The paper, “Managing a Secret Project,” builds a model of the optimal way to schedule a project’s steps to stay ahead of the competition. Traditional methodology helps managers schedule steps to finish the project as quickly as possible; the “secret project” model shows a better way. In a secret project, Tilson says, the objective of the manager is to expose real intentions as late in the game as possible, giving a competitor less time to react.

In addition to scheduling tasks differently, managers can budget for decoy activities that keep the competition guessing. For example, when British supermarket chain Tesco was thinking in 2005 about opening a store in California, it set up a small test store disguised as a movie set to assess the Los Angeles market. Apple Computer routinely files patents for technology unrelated to its next product introduction, pointing adversaries in the wrong direction. “We abstract how much you can hide and what it will cost you,” Tilson says. “The rival would need time to set up a response, and the longer the project manager has the tactical advantage, the better off he or she is,” the authors note.

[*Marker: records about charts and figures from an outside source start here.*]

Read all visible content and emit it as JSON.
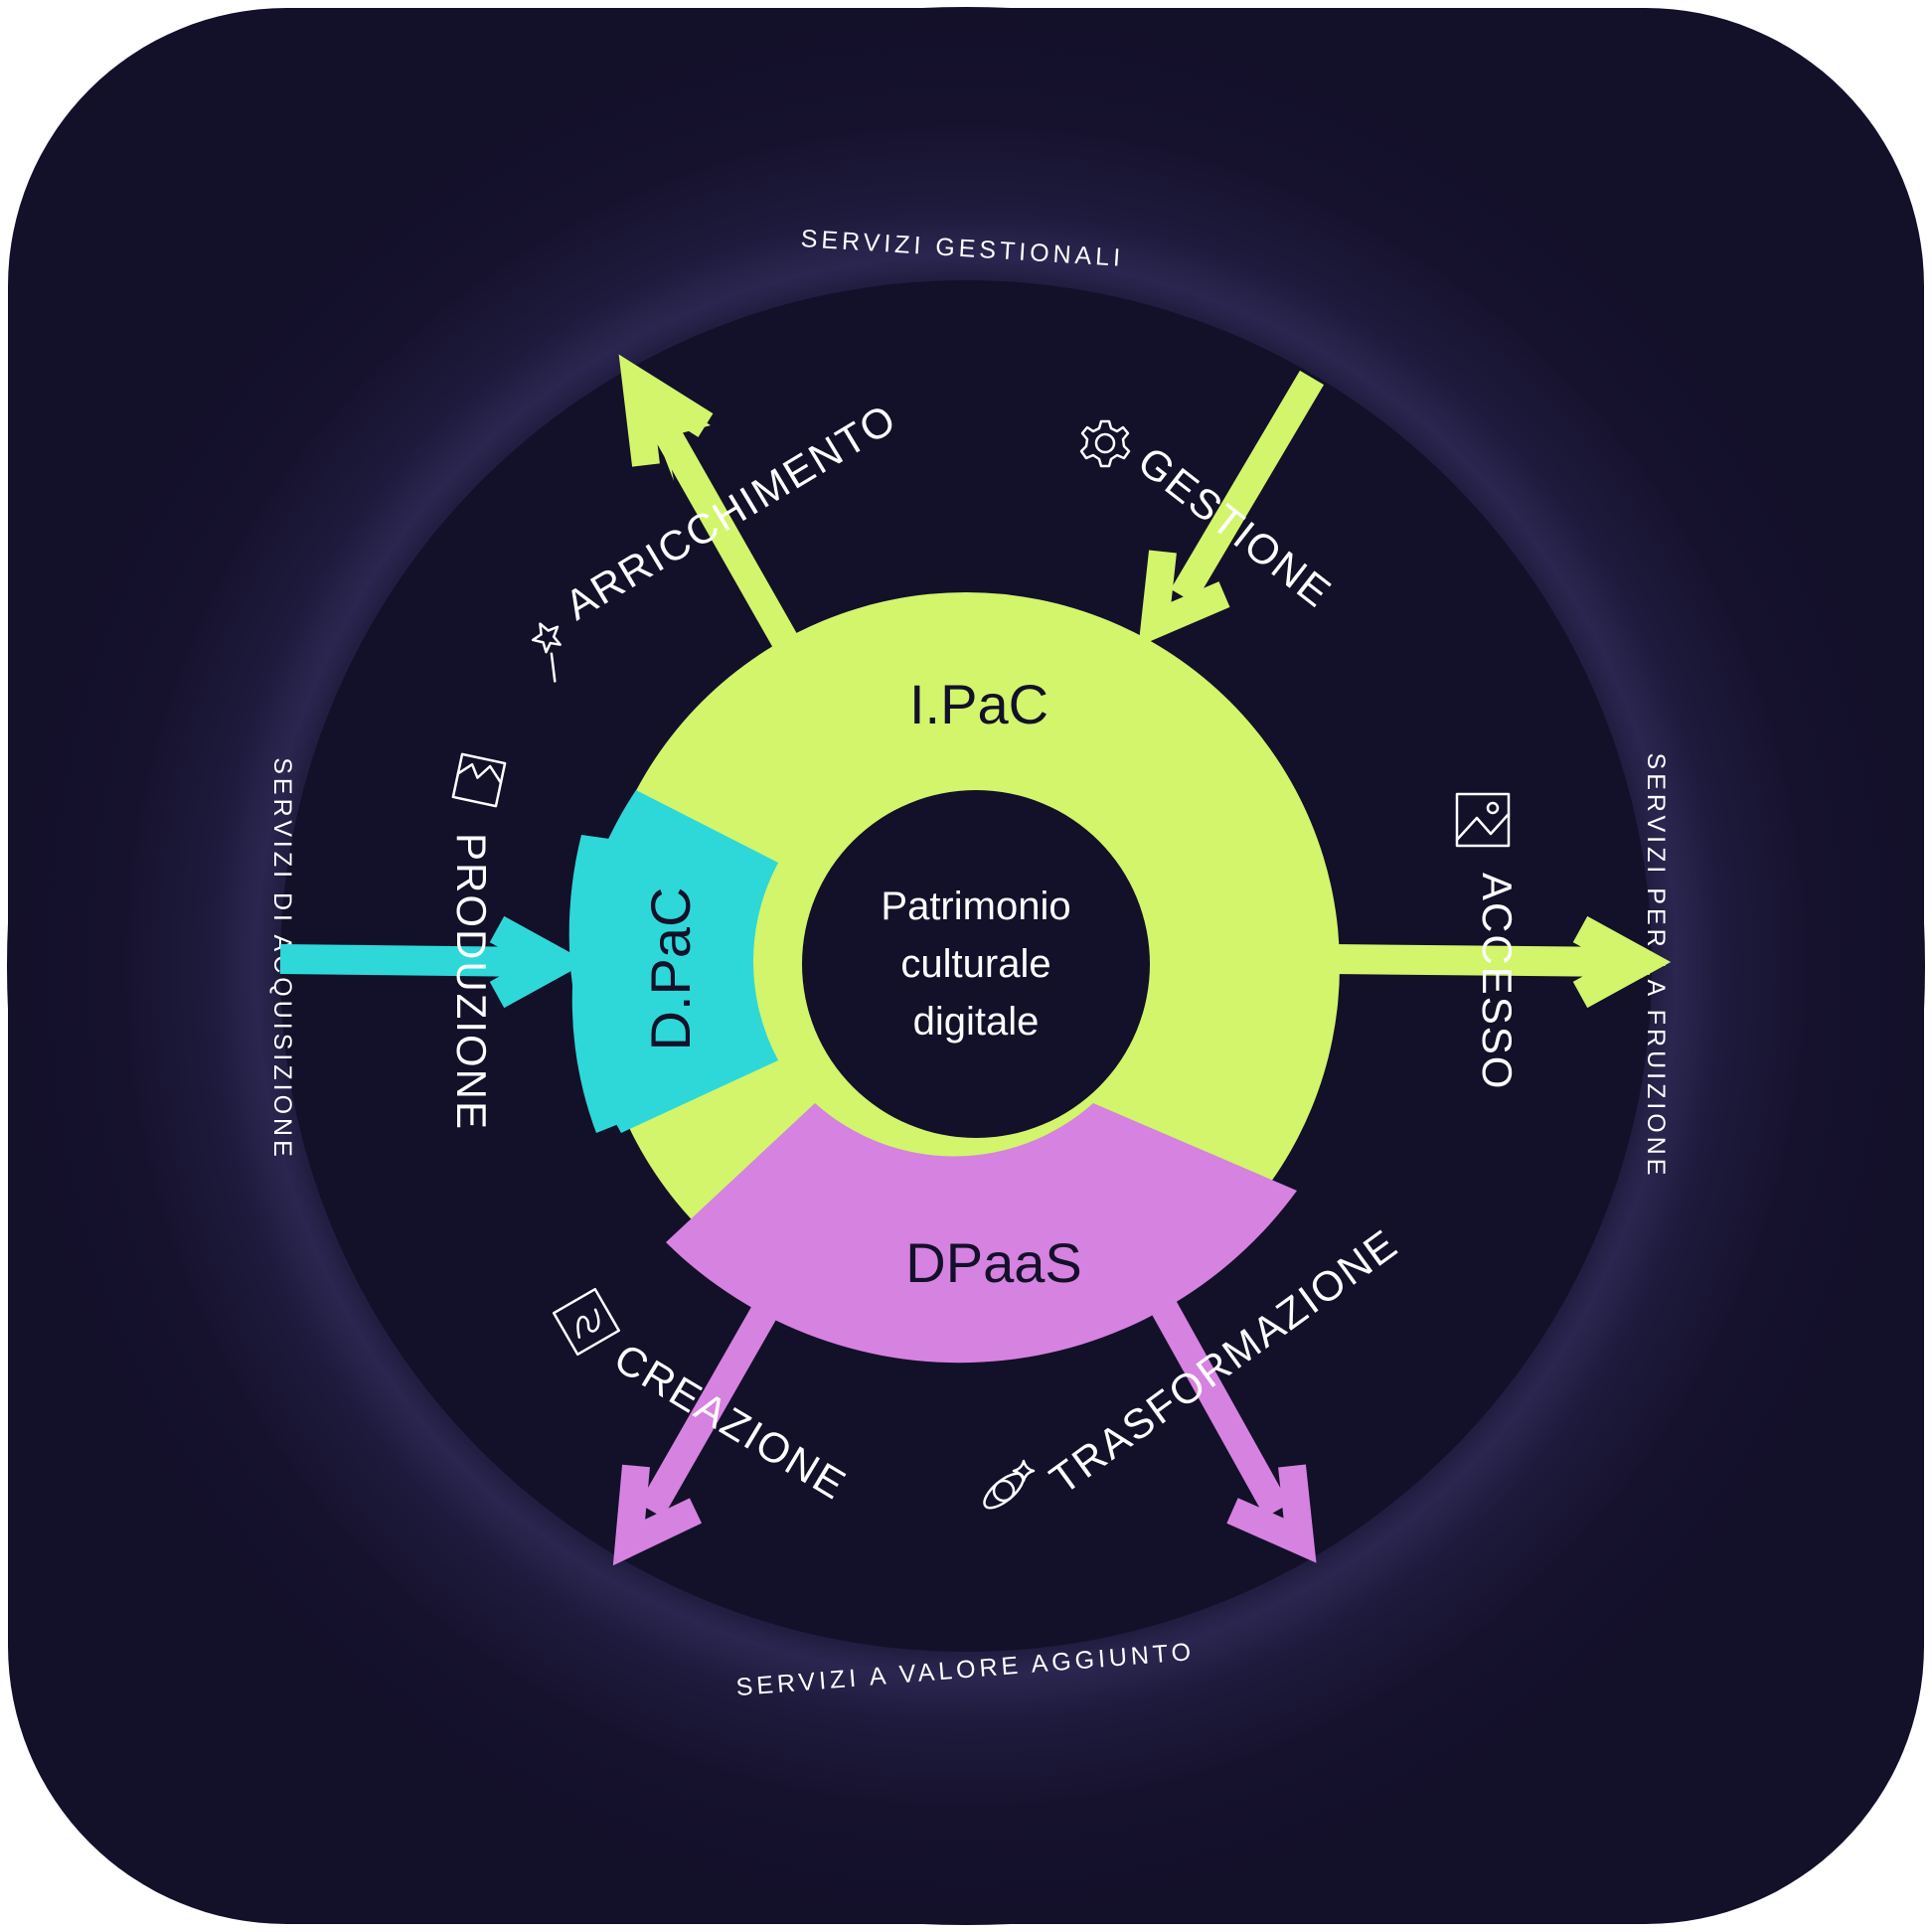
{
  "center": {
    "lines": [
      "Patrimonio",
      "culturale",
      "digitale"
    ]
  },
  "segments": {
    "ipac": "I.PaC",
    "dpac": "D.PaC",
    "dpaas": "DPaaS"
  },
  "services": {
    "top": "SERVIZI GESTIONALI",
    "bottom": "SERVIZI A VALORE AGGIUNTO",
    "left": "SERVIZI DI ACQUISIZIONE",
    "right": "SERVIZI PER LA FRUIZIONE"
  },
  "flows": {
    "arricchimento": {
      "label": "ARRICCHIMENTO",
      "icon": "magic-wand-icon"
    },
    "gestione": {
      "label": "GESTIONE",
      "icon": "gear-icon"
    },
    "produzione": {
      "label": "PRODUZIONE",
      "icon": "camera-frame-icon"
    },
    "accesso": {
      "label": "ACCESSO",
      "icon": "image-icon"
    },
    "creazione": {
      "label": "CREAZIONE",
      "icon": "drawing-frame-icon"
    },
    "trasformazione": {
      "label": "TRASFORMAZIONE",
      "icon": "orbit-sparkle-icon"
    }
  },
  "colors": {
    "background": "#13102a",
    "lime": "#d2f56c",
    "cyan": "#2ed8d8",
    "pink": "#d682e0",
    "white": "#ffffff"
  }
}
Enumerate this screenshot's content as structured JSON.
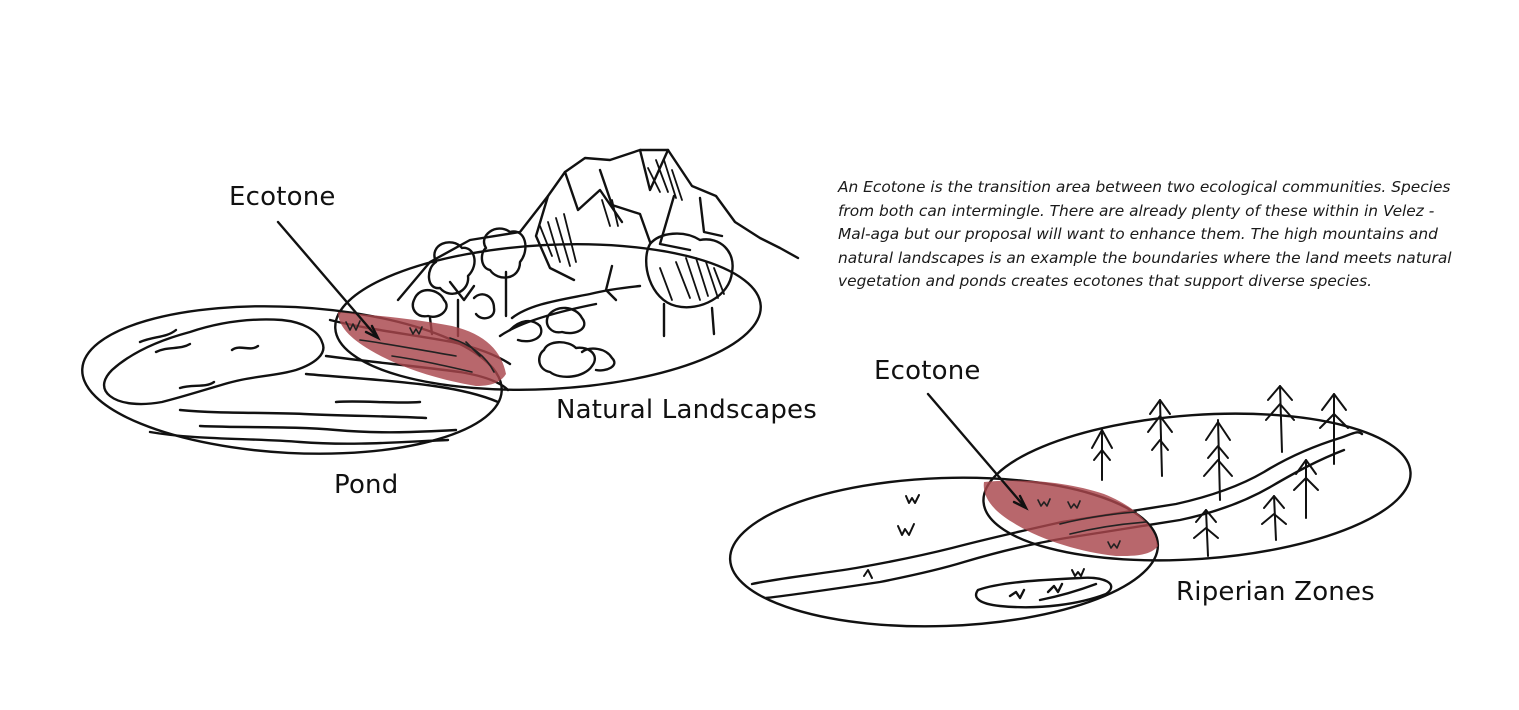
{
  "diagram": {
    "description": "An Ecotone is the transition area between two ecological communities. Species from both can intermingle. There are already plenty of these within in Velez - Mal-aga but our proposal will want to enhance them. The high mountains and natural landscapes is an example the boundaries where the land meets natural vegetation and ponds creates ecotones that support diverse species.",
    "left": {
      "ecotone_label": "Ecotone",
      "area_a_label": "Pond",
      "area_b_label": "Natural Landscapes"
    },
    "right": {
      "ecotone_label": "Ecotone",
      "area_label": "Riperian Zones"
    },
    "colors": {
      "ecotone_fill": "#a8454c",
      "line": "#111111",
      "background": "#ffffff"
    }
  }
}
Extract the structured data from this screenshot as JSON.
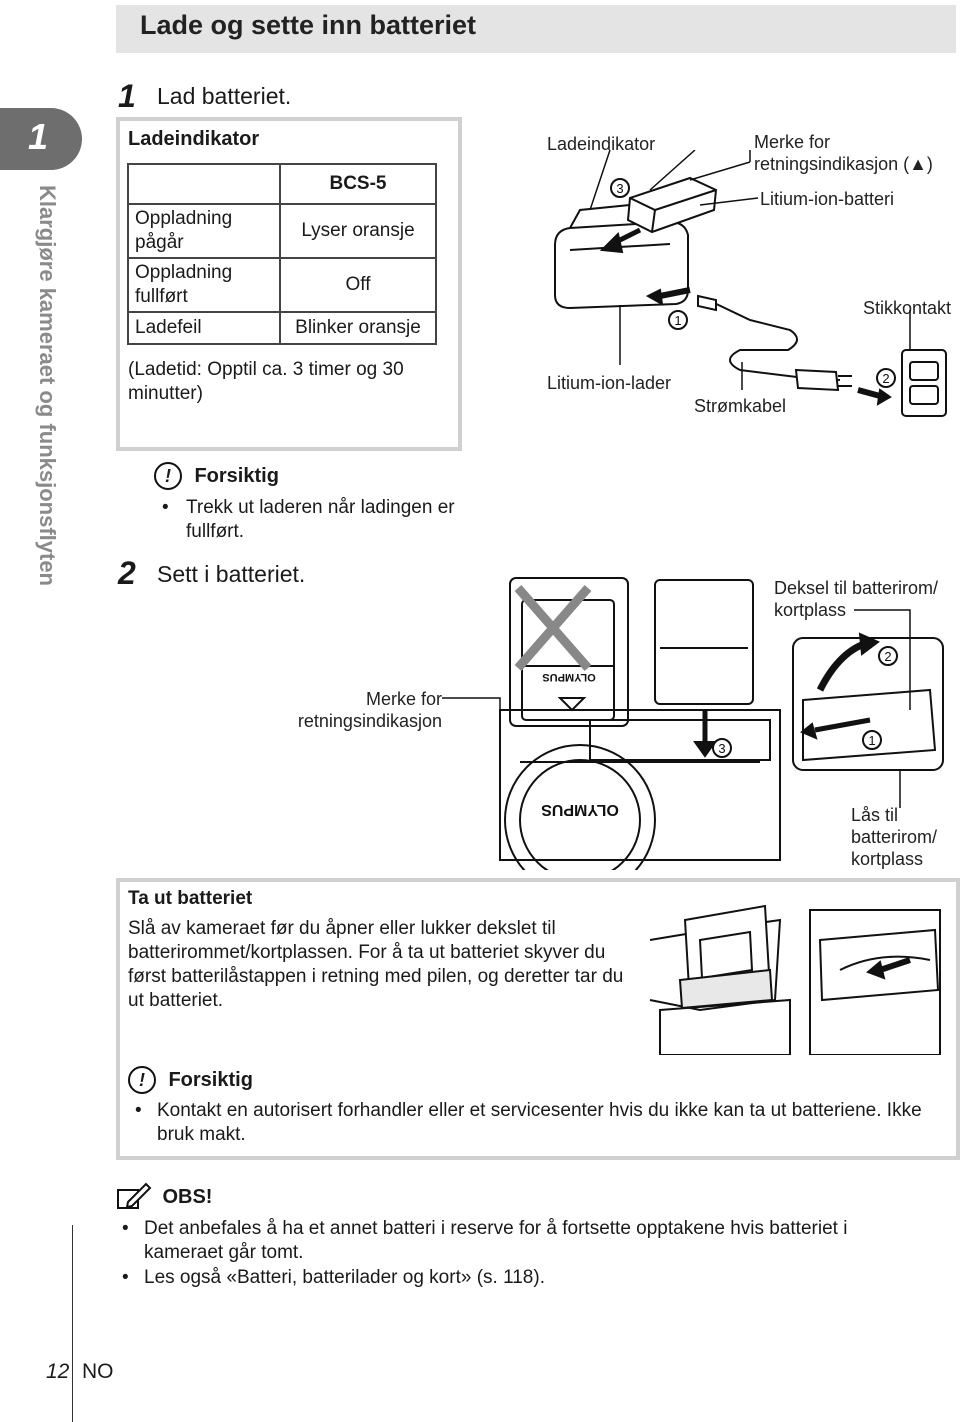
{
  "header": {
    "title": "Lade og sette inn batteriet"
  },
  "side_tab": {
    "number": "1",
    "chapter": "Klargjøre kameraet og funksjonsflyten"
  },
  "step1": {
    "number": "1",
    "text": "Lad batteriet."
  },
  "charge_indicator": {
    "title": "Ladeindikator",
    "column_header": "BCS-5",
    "rows": [
      {
        "state": "Oppladning pågår",
        "value": "Lyser oransje"
      },
      {
        "state": "Oppladning fullført",
        "value": "Off"
      },
      {
        "state": "Ladefeil",
        "value": "Blinker oransje"
      }
    ],
    "note": "(Ladetid: Opptil ca. 3 timer og 30 minutter)"
  },
  "caution1": {
    "title": "Forsiktig",
    "items": [
      "Trekk ut laderen når ladingen er fullført."
    ]
  },
  "step2": {
    "number": "2",
    "text": "Sett i batteriet."
  },
  "diagram1": {
    "labels": {
      "charge_indicator": "Ladeindikator",
      "direction_mark": "Merke for retningsindikasjon (▲)",
      "battery": "Litium-ion-batteri",
      "charger": "Litium-ion-lader",
      "outlet": "Stikkontakt",
      "cable": "Strømkabel"
    },
    "markers": [
      "1",
      "2",
      "3"
    ]
  },
  "diagram2": {
    "labels": {
      "direction_mark": "Merke for retningsindikasjon",
      "cover": "Deksel til batterirom/ kortplass",
      "lock": "Lås til batterirom/ kortplass",
      "battery_brand": "OLYMPUS",
      "body_cap_brand": "OLYMPUS"
    },
    "markers": [
      "1",
      "2",
      "3"
    ]
  },
  "remove_box": {
    "title": "Ta ut batteriet",
    "body": "Slå av kameraet før du åpner eller lukker dekslet til batterirommet/kortplassen. For å ta ut batteriet skyver du først batterilåstappen i retning med pilen, og deretter tar du ut batteriet.",
    "caution_title": "Forsiktig",
    "caution_items": [
      "Kontakt en autorisert forhandler eller et servicesenter hvis du ikke kan ta ut batteriene. Ikke bruk makt."
    ]
  },
  "obs": {
    "title": "OBS!",
    "items": [
      "Det anbefales å ha et annet batteri i reserve for å fortsette opptakene hvis batteriet i kameraet går tomt.",
      "Les også «Batteri, batterilader og kort» (s. 118)."
    ]
  },
  "footer": {
    "page": "12",
    "lang": "NO"
  }
}
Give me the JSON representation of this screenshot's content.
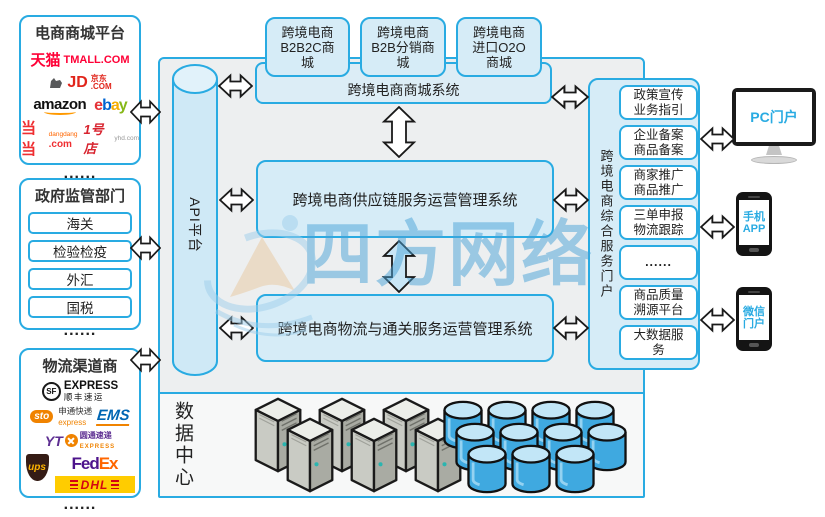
{
  "watermark": {
    "text": "四方网络"
  },
  "left_panels": {
    "mall": {
      "title": "电商商城平台",
      "tmall_cn": "天猫",
      "tmall_en": "TMALL.COM",
      "jd_en": "JD",
      "jd_cn": "京东",
      "jd_sub": ".COM",
      "amazon": "amazon",
      "ebay": [
        "e",
        "b",
        "a",
        "y"
      ],
      "dang_cn": "当当",
      "dang_sub": "dangdang",
      "dang_com": ".com",
      "yhd_cn": "1号店",
      "yhd_sub": "yhd.com",
      "more": "......"
    },
    "gov": {
      "title": "政府监管部门",
      "items": [
        "海关",
        "检验检疫",
        "外汇",
        "国税"
      ],
      "more": "......"
    },
    "logistics": {
      "title": "物流渠道商",
      "sf_abbr": "SF",
      "sf_en": "EXPRESS",
      "sf_cn": "顺丰速运",
      "sto_en": "sto",
      "sto_cn": "申通快递",
      "sto_sub": "express",
      "ems": "EMS",
      "yto_abbr": "YT",
      "yto_cn": "圆通速递",
      "yto_sub": "EXPRESS",
      "ups": "ups",
      "fedex_fed": "Fed",
      "fedex_ex": "Ex",
      "dhl": "DHL",
      "more": "......"
    }
  },
  "api_platform": {
    "label": "API平台"
  },
  "mall_system": {
    "label": "跨境电商商城系统",
    "boxes": [
      "跨境电商B2B2C商城",
      "跨境电商B2B分销商城",
      "跨境电商进口O2O商城"
    ]
  },
  "systems": {
    "supply_chain": "跨境电商供应链服务运营管理系统",
    "logistics_customs": "跨境电商物流与通关服务运营管理系统"
  },
  "portal": {
    "label": "跨境电商综合服务门户",
    "items": [
      "政策宣传业务指引",
      "企业备案商品备案",
      "商家推广商品推广",
      "三单申报物流跟踪",
      "......",
      "商品质量溯源平台",
      "大数据服务"
    ]
  },
  "devices": {
    "pc": "PC门户",
    "app": "手机APP",
    "wechat": "微信门户"
  },
  "data_center": {
    "label": "数据中心"
  },
  "colors": {
    "accent": "#29abe2",
    "box_fill": "#d6ecf7",
    "container_fill": "#edeff0",
    "tmall_red": "#ff0036",
    "jd_red": "#e1251b",
    "ems_blue": "#0066b3",
    "sto_orange": "#f08300",
    "yto_purple": "#5c2d91",
    "ups_brown": "#351c15",
    "ups_gold": "#ffb500",
    "fedex_purple": "#4d148c",
    "fedex_orange": "#ff6600",
    "dhl_yellow": "#ffcc00",
    "dhl_red": "#d40511"
  }
}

Originating in Pinker’s research on terrorism and security, the paper’s model can offer one insight into the recent nuclear deal with Iran. In 2003, Iranian engineers reportedly were told to stop developing a nuclear warhead. Iran also indicated it was not taking other crucial steps for developing military nuclear capabilities. At the same time, however, the country’s efforts to enrich uranium, the hardest part of building a nuclear weapon, continued full speed. If Iran were developing a nuclear weapon, it bought valuable time for the project to proceed by giving adversarial governments pause, the authors write.